Nelson claimed in a statement, “We need to regulate Wall Street without doing harm to Main Street, and I’m hearing from Main Street businesses in Nebraska that have concerns about the current bill adversely impacting them.” But given his past attempts to extract special favors for Nebraska, not everyone is convinced of Nelson’s sincerity. Liberals such as Harold Meyerson and Matt Yglesias have been particularly critical.

Conservatives aren’t going easy on him either. Speaking this afternoon at Heritage’s Bloggers Briefing, Rep. Ed Royce (R-CA), a member of the Financial Services Committee and leading critic of the Senate bill, questioned Nelson’s motives.

“Isn’t that true to form? Isn’t that what Ben Nelson always does?” Royce said. “I assumed it was simply part of the bargaining process.
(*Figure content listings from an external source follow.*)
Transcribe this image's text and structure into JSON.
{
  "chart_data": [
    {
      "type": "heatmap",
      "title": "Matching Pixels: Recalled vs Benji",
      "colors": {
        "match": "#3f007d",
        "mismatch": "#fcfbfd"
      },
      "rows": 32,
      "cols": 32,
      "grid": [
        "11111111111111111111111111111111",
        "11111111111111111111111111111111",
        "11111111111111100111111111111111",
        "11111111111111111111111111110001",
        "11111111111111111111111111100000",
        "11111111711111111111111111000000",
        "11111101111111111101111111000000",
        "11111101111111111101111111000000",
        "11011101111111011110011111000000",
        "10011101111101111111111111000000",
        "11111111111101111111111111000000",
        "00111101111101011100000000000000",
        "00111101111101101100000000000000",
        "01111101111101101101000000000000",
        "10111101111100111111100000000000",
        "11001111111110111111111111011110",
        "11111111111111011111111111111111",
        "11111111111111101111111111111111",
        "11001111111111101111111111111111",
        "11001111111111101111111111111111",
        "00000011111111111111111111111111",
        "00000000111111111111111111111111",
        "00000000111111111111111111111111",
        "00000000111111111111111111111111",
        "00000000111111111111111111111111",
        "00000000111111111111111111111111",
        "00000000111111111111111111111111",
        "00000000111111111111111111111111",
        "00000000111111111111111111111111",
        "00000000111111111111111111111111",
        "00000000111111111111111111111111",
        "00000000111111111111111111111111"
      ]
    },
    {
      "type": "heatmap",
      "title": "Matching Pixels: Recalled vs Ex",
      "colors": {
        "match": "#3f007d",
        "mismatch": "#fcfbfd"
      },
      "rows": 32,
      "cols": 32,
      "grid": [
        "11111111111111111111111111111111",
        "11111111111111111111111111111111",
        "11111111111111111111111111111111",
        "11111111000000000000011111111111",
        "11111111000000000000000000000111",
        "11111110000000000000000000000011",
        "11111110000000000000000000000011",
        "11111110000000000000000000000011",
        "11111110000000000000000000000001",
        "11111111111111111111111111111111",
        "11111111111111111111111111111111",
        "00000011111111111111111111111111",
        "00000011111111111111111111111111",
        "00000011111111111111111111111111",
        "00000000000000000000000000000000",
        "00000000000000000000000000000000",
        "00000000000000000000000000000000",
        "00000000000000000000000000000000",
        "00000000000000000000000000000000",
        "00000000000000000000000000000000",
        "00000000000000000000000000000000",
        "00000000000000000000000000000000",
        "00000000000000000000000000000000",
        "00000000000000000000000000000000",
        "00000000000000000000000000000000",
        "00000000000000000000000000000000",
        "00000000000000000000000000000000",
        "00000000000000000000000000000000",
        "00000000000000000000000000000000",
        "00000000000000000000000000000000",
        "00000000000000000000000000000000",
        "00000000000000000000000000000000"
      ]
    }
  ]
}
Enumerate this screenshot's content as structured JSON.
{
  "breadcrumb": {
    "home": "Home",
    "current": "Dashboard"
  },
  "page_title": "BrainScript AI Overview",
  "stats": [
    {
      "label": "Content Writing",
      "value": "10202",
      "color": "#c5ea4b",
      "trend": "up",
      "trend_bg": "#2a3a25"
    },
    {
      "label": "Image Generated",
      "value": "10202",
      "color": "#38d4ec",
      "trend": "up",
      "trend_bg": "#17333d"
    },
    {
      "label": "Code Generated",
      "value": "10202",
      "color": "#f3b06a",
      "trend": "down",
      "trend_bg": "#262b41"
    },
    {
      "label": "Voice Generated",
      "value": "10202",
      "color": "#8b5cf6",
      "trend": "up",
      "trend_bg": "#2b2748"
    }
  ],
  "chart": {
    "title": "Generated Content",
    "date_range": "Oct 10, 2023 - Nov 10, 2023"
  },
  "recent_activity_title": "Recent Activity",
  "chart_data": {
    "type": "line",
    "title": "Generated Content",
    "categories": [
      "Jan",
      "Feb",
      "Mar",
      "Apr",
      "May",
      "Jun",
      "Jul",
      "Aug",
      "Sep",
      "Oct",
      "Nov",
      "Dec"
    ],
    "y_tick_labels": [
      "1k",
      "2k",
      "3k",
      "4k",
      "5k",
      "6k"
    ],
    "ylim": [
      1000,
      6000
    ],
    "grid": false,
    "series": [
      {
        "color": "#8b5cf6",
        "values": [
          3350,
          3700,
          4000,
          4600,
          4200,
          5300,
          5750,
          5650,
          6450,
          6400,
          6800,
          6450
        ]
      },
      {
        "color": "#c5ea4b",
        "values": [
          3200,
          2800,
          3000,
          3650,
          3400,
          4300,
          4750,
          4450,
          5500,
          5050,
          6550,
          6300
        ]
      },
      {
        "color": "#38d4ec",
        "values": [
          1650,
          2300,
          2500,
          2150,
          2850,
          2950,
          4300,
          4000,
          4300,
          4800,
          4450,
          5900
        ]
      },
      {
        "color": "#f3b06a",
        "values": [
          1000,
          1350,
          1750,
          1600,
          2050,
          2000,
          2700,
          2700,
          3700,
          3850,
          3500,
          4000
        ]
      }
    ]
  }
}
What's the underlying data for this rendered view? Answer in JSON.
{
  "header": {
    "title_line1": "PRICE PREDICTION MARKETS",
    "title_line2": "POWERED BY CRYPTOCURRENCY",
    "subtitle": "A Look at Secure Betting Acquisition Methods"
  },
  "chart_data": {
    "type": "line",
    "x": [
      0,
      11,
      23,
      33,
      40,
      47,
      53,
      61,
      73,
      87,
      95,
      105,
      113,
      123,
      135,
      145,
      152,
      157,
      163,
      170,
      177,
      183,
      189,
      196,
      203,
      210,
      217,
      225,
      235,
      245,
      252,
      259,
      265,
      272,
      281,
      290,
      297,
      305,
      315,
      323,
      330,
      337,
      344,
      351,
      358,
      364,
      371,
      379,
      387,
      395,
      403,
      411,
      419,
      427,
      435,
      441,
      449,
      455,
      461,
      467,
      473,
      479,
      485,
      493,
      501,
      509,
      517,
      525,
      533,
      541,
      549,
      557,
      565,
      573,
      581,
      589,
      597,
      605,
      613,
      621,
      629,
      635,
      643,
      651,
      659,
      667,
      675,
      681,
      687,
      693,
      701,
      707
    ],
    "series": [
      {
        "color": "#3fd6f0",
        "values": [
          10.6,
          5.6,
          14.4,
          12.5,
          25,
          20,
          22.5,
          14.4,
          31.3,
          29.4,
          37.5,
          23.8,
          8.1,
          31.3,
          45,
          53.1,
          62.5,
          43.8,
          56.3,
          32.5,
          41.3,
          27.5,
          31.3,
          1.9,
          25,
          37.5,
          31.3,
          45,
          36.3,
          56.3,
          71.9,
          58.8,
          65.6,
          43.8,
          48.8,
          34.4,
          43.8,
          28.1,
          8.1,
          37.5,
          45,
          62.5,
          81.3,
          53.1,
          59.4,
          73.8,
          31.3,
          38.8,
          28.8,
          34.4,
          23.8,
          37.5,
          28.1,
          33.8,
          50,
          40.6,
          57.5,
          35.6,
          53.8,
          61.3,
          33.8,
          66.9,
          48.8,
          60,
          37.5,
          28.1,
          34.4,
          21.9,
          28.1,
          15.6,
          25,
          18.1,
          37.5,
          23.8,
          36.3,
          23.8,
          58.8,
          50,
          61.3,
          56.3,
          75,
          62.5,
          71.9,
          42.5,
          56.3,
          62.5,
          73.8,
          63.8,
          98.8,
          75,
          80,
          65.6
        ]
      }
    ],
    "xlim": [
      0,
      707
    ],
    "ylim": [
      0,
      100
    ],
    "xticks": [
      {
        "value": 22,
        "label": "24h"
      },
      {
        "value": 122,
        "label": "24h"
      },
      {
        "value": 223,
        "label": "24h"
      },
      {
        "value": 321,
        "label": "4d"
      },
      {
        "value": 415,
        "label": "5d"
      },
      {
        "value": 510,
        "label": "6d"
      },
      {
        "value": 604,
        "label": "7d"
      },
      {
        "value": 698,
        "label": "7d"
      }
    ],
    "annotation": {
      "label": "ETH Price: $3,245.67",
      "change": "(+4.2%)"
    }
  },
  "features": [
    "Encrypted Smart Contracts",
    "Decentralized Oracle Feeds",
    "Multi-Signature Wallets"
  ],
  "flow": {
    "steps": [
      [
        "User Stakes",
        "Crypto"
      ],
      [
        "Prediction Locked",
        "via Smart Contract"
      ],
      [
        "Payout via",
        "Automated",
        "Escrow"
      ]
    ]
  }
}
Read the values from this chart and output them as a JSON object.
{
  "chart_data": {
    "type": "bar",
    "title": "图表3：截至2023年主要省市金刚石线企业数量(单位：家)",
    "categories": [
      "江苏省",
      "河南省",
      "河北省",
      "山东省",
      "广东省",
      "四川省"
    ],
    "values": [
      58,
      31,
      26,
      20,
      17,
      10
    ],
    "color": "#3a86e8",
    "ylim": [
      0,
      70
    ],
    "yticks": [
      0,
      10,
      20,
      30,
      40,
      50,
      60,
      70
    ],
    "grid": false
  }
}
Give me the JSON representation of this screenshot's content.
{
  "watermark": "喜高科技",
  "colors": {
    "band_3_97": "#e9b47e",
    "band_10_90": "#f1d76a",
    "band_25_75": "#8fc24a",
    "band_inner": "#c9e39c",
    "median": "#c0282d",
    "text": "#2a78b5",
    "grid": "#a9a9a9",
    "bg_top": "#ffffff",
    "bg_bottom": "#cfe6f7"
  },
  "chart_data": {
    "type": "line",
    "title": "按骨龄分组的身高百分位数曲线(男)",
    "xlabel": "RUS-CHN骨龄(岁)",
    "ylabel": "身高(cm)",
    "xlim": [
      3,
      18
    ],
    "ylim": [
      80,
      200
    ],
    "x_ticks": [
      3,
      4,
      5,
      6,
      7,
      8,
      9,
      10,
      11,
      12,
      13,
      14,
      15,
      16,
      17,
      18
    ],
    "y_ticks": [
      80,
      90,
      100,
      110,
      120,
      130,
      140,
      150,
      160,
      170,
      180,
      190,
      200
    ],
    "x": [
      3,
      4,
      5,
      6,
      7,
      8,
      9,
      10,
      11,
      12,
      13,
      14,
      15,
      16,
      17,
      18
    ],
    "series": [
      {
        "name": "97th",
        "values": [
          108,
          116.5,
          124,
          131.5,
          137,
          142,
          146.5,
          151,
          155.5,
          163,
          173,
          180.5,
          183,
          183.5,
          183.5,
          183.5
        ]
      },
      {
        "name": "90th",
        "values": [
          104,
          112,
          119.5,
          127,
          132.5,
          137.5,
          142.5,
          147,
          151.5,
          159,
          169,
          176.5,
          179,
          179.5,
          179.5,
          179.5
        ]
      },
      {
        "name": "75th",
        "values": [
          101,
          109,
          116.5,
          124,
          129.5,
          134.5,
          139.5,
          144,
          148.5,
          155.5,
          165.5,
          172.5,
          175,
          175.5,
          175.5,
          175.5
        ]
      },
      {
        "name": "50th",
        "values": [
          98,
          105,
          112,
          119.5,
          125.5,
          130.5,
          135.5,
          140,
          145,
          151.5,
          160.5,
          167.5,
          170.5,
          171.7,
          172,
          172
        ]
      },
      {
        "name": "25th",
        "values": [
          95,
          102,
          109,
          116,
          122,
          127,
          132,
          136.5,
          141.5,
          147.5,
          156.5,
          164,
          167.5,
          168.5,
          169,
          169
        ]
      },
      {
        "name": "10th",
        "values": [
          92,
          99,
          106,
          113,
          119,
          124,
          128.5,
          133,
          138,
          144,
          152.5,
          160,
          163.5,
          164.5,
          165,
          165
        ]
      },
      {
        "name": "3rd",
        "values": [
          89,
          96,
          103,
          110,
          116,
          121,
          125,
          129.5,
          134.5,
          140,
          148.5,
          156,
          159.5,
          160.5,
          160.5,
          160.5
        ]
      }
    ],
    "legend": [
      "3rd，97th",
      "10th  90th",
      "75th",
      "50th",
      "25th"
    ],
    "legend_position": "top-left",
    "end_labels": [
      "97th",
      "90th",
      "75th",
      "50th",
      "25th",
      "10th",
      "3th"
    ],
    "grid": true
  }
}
Why would he let a bill go without the opportunity to see how much he could bid up the return for his vote?”

Royce said Nelson probably expects Senate Banking Chairman Chris Dodd (D-CT) “to come to the table, give him what he wants, and then he’s going to move forward and let the bill go.”

In fact, according to The Associated Press, Nelson was doing exactly that yesterday prior to the vote:

In a statement, Nelson, a conservative Nebraska Democrat, said his vote reflected concerns about the bill raised by Nebraska businessmen. Before the vote, Nelson huddled with Senate Banking Committee Chairman Chris Dodd, D-Conn., to discuss a regulatory item of interest to one Nebraska businessman in particular — billionaire investor Warren Buffett.

The legislation would require derivatives — previously unregulated exotic securities — to be traded in open exchanges and cleared through a third party that would guarantee the contracts. Companies trading in derivatives would also have to put up collateral to back up the derivatives contracts.

An agreement Monday between Dodd and Agriculture Committee Chairwoman Blanche Lincoln, D-Ark., would exempt existing derivatives contracts from the clearing requirements.

Lincoln’s proposal also would have exempted existing derivatives contracts from margin requirements, or collateral. But Dodd succeeded in eliminating the collateral exception. That would potentially add significant costs to companies with derivatives portfolios. Barclay’s Capital estimates that Buffett’s Berkshire Hathaway Inc.’s derivatives portfolio is valued at $63 billion and that the Senate provision would cost it $6 billion to $8 billion in collateral.

No wonder trust in government is at an all-time low and Americans have lost faith in Congress.